Students in several areas hard hit by the Lushan earthquake, including Baoxing county and Lushan county, returned to classes on Wednesday, five days after the quake killed 196 people and injured 11,470.
The local government ordered high school students, especially 12th-graders who will write the national college entrance examination, or gaokao, in June, to resume classes. In Baoxing, 186 12th-graders were asked to resume studies in their original classrooms on the fourth floor of their school, which caused worries among students. "I'm happy but I'm also worried that an aftershock could happen anytime and cause casualties," Zong Xiu, a student at a senior high school, told the Global Times.
Zong walked softly, saying she is afraid a heavy step might cause a new round of aftershocks.
"The classroom is at the top of the building and I am afraid I won't have enough time to escape if an aftershock happens," a student who asked not to be named, told the Global Times.
School officials said the classroom building is safe. "Except the dormitory, all other buildings, which were rebuilt by the Hainan provincial government after the Wenchuan earthquake in 2008, remain safe for students, according to an inspection by architecture experts after the quake," Zhu Shenyue, an official from the local education bureau, told the Global Times.
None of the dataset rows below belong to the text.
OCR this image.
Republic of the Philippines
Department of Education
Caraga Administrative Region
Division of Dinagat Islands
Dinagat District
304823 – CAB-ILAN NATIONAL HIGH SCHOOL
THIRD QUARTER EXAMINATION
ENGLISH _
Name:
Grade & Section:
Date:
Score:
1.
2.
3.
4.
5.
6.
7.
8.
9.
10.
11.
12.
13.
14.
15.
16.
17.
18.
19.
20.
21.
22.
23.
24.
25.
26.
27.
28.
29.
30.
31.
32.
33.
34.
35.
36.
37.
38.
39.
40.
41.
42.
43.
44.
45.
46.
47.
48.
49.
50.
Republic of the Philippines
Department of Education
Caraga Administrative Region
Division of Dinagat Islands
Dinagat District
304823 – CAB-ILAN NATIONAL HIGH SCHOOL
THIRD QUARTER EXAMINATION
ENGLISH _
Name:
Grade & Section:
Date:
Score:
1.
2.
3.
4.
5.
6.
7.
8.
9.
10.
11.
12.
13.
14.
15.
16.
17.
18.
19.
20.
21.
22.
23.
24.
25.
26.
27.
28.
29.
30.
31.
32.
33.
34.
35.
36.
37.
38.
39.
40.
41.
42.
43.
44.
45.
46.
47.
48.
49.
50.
There was no damage to the main structure of the buildings and a lot of people took shelter in the buildings after the quake.
Zhu said local students in other grades might resume their classes in several weeks.
The sight of students reading has brought some comfort to residents, who say they are happy to see them studying again.
In Lushan, 12th-graders were sent to a university in Chengdu, where they will be provided with a better environment to prepare for the gaokao. Students in other grades are taking classes in tents and as their school buildings have not been declared safe.